Ecstasy (MDMA, sometimes called Molly), had somewhat of a comeback in use among college students from 2007 through 2012, with past 12-month use more than doubling from 2.2 percent in 2007 to 5.8 percent in 2012, before leveling. Previously, ecstasy had fallen from favor among college students. By 2004, it had fallen to quite low levels and then remained at low levels through 2007.
Past-year use of cocaine showed a statistically significant increase from 2.7 percent in 2013 to 4.4 percent in 2014.
The use of synthetic marijuana (also called K-2 or spice) has been dropping sharply since its use was first measured in 2011. At that time, 7.4 percent of college students indicated having used synthetic marijuana in the prior 12 months; by 2014 the rate had fallen to just 0.9 percent, including a significant decline in use in 2014. One reason for the decline in synthetic drug use is that an increasing number of young people see it as dangerous.
Likewise, college students’ use of salvia—a hallucinogenic plant which became popular in recent years—fell from an annual prevalence of 5.8 percent in 2009 to just 1.1 percent in 2014.
The nonmedical use of narcotic drugs—which has accounted for an increasing number of deaths in recent years according to official statistics—actually has been declining among college students, falling from 8.8 percent reporting past-year use in 2006 down to 4.8 percent by 2014. This is a particularly welcome improvement from a public health point of view, note the investigators.
There is no evidence of a shift over from narcotic drugs to heroin use in this population. Use of heroin has been very low among college students over the past five years or so—lower than it was in the late 1990s and early 2000s. The non-medical use of tranquilizers by college students has fallen by nearly half since 2003, when 6.9 percent reported past-year use, to 2014, when 3.5 percent did.
The use of LSD and other hallucinogenic drugs, once popular in this age group, remains at low levels of use on campus, with past-year usage rates at 2.2 percent and 3.2 percent, respectively. And use of the so-called club drugs (Ketamine, GHB, Rohypnol) remains very low. Further, the use of so-called bath salts (synthetic stimulants often sold over the counter) never caught on among college students, who have a negligible rate of use.
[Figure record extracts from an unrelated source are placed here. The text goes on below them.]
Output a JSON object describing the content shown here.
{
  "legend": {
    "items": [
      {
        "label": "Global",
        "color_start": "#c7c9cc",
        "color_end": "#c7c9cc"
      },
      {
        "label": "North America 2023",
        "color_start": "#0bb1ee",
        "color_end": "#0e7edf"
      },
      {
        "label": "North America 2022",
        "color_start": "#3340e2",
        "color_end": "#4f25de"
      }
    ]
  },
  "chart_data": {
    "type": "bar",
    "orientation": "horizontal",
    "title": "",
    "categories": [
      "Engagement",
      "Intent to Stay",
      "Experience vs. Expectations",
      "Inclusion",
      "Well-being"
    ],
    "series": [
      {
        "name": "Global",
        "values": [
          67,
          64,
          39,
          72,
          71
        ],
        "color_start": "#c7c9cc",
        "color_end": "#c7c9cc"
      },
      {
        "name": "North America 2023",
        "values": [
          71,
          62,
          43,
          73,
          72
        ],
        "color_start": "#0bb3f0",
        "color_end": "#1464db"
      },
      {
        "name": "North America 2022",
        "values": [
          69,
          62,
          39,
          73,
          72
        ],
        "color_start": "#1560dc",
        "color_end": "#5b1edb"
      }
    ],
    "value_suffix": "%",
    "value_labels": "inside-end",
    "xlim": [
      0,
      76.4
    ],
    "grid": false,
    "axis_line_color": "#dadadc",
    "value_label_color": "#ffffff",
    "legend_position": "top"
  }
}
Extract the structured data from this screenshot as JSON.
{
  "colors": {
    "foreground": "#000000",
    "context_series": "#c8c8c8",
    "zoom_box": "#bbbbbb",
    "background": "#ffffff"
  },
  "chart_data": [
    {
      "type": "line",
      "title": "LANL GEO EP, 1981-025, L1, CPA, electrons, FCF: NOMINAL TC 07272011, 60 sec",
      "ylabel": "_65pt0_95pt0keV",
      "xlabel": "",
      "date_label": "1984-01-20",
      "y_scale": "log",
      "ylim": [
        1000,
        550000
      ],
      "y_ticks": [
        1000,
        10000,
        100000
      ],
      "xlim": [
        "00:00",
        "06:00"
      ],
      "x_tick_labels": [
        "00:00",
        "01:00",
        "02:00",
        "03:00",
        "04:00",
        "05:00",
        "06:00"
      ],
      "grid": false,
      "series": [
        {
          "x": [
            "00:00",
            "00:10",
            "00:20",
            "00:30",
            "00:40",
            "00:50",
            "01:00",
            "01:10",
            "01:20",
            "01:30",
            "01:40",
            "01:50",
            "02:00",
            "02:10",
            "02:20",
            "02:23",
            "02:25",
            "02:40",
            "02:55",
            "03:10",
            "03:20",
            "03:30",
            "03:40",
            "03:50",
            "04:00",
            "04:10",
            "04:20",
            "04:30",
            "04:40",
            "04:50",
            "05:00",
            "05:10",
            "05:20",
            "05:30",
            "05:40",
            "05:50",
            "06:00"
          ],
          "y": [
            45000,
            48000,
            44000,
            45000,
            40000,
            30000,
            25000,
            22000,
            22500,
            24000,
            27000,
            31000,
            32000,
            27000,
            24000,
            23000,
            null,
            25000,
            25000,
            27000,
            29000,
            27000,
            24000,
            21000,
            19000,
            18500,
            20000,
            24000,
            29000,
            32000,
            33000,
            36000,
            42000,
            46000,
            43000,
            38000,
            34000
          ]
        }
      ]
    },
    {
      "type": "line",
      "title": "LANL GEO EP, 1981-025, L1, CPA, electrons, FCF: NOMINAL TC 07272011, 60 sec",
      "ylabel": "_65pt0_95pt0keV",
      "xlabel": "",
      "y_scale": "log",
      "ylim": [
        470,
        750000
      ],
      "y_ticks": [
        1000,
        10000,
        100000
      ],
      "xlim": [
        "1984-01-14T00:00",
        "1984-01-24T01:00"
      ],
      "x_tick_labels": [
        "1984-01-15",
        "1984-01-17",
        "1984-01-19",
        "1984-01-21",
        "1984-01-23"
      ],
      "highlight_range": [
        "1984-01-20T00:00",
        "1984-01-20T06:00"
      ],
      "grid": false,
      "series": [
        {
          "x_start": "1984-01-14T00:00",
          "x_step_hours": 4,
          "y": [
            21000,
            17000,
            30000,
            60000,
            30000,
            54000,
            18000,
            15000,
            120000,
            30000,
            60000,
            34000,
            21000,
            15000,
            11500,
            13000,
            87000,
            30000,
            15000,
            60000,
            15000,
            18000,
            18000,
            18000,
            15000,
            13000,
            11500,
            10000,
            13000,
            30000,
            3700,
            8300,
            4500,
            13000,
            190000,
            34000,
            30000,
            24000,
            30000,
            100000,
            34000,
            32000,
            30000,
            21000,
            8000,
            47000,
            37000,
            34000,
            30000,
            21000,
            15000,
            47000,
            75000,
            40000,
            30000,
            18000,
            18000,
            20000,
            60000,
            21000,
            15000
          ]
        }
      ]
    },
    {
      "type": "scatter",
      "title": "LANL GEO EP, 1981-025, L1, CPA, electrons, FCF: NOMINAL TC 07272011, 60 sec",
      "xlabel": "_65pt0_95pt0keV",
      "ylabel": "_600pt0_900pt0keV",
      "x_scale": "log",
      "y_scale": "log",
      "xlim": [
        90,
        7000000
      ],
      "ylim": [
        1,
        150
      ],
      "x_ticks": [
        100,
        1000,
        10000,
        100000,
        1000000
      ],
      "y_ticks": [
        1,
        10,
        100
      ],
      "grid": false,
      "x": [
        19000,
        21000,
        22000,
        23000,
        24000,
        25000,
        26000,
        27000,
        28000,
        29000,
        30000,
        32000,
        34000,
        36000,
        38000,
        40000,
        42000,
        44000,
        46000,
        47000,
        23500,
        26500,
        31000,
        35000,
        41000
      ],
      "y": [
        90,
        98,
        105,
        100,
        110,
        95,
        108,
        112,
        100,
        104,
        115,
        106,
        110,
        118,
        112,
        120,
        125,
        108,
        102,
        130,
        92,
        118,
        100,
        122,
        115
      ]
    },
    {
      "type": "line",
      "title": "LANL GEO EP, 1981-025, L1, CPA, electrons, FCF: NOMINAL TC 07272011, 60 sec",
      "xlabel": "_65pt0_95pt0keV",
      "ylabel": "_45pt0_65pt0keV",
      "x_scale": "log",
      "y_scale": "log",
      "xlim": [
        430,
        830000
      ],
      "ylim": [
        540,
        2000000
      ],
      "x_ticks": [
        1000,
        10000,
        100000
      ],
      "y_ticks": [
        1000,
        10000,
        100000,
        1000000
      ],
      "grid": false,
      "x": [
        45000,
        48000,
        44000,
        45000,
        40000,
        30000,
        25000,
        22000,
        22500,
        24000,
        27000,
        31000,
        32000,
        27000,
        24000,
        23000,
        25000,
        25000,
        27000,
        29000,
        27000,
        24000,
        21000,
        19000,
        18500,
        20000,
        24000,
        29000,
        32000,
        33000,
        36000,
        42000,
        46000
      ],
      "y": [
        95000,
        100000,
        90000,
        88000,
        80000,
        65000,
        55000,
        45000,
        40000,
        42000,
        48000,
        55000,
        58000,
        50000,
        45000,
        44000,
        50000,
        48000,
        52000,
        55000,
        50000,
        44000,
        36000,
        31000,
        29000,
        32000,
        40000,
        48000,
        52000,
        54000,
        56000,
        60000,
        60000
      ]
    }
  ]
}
In sum, quite a number of drugs have been fading in popularity on U.S. college campuses in recent years, and a similar pattern is found among youth who do not attend college. Two of the newer drugs, synthetic marijuana and salvia, have shown steep declines in use. Other drugs are showing more gradual declines, including narcotic drugs other than heroin, sedatives and tranquilizers—all used nonmedically—as well as inhalants and hallucinogens.
Except marijuana - past-year and past-month marijuana use increased from 2006 through 2013 before leveling; and daily marijuana use continues to grow, reaching the highest level seen in the past 35 years in 2014 (5.9 percent). Amphetamine use grew fairly sharply on campus between 2008 and 2012, and it then stabilized at high levels not seen since the mid-1980s.
63 percent of college students in 2014 said that they have had an alcoholic beverage at least once in the prior 30 days, down from 67 percent in 2000 and down considerably from 82 percent in 1981. The proportion of the nation’s college students saying they have been drunk in the past 30 days was 43 percent in 2014, down some from 48 percent in 2006.
Between 1980 and 2014, college students’ rates of "binge" drinking declined 9 percentage points from 44 percent to 35 percent, while their noncollege peers declined 12 percentage points from 41 percent to 29 percent, and high school seniors’ rates declined 22 percentage points from 41 percent to 19 percent.
Non-addictive pastimes, like e-cigarettes, cigars and flavored cigarillos, stayed about the same.